Campaigners welcome new Labour commitment to ‘abolish’ the House of Lords

Posted on the 16th September 2019

  • For immediate release – statement from the Electoral Reform Society
  • For more information contact Jon Narcross, Communications Officer / 07794728820

Democracy campaigners have welcomed an announcement today by Shadow Chancellor John McDonnell and Scottish Labour leader Richard Leonard that a Corbyn led Labour government would look to abolish Parliament’s unelected second chamber.

The Electoral Reform Society has welcomed the proposals that would see the House of Lords replaced by a fully elected upper chamber with representation from across the UKs nations and regions [1].

Labour’s commitment comes just days after the appointment on 19 new unelected peers were announced as part of former Prime Minister Theresa May’s resignation honours further expanding the size of the upper chamber that is already home to nearly 800 members [2].

The announcement follows proposals made earlier this year by Baroness Bryan, constitutional adviser to Jeremy Corbyn MP that launched the parties view into its constitutional policy.

The proposals launched at an ERS fringe meeting at Scottish Labour Conference made the call for called for ‘total reform’ of the House of Lords and a ‘new relationship’ between Scotland and Westminster [3].

Making the announcement Shadow Chancellor John McDonnell said:
“We are presented with the opportunity of a lifetime. To change the direction of political travel in the UK in a way not seen since the 1980s. Our time is coming. And it may be coming quicker than anyone expected…

“I truly believe that we have that era-defining change within our grasp. A radically better Scotland in a radically better, socialist, United Kingdom. If we can stick together, and fight together, another world really is possible.”

Richard Leonard, Scottish Labour Leader said:
“The next Labour Government’s success will depend critically on its determination to rebalance power in our constitution and in our institutions in order to deepen and extend democracy.

“This will be a not only be a necessary accompaniment to economic, social and environmental reform – it will be its very essence.

“So that’s why we are proposing the abolition of the House of Lords and its replacement with an elected second chamber: a Senate of the Nations and Regions that could begin the process of reshaping our political system.

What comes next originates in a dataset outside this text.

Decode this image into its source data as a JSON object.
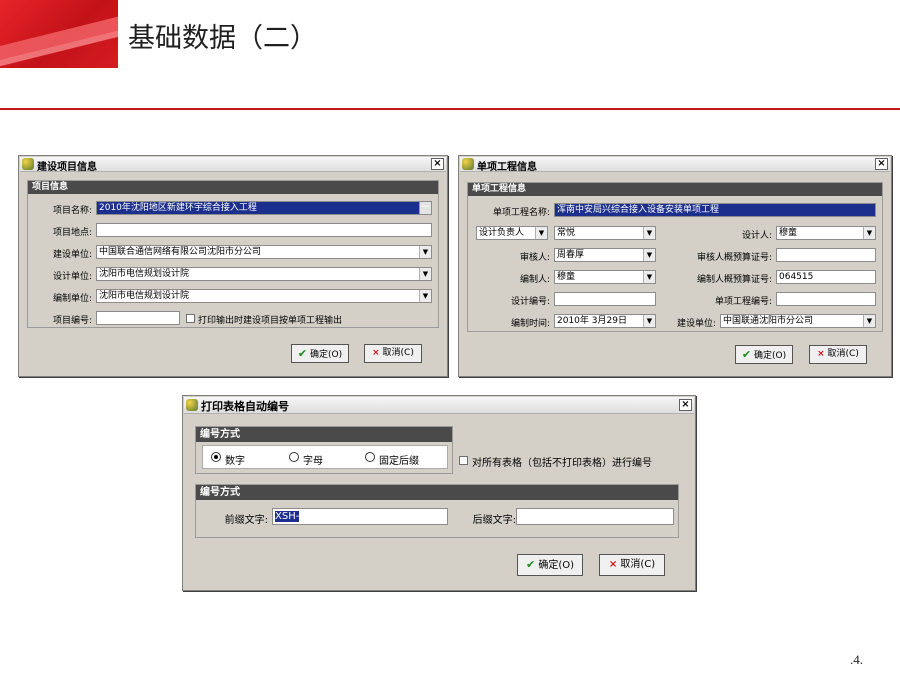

“A federal system could be built on a principle of co-determination, of shared powers based on partnership not hierarchy.

“It would allow both subsidiarity and solidarity.”

Responding to the announcement Darren Hughes, Chief Executive, Electoral Reform Society said:
“We welcome today’s announcement that in Government, Labour would abolish the House of Lords.

“For too long the unelected and unaccountable Lords has been an embarrassment to our politics. Nothing more than a bloated private members club for an elite.

“A fully elected second chamber would transform the balance of power in Westminster. Fairly elected, with representation from all nations and regions it would be an example for the rest of our politics as how a modern, representative chamber would look.

“This announcement could not be more timely. Just this week it 19 new members of the Lords were announced in Theresa May’s honours list. Yet more grubby giveaways to political supporters and party donors – all given a seat for life to make our laws.

“It’s time to end this feudal relic, and create a Parliament fit for a modern democracy.”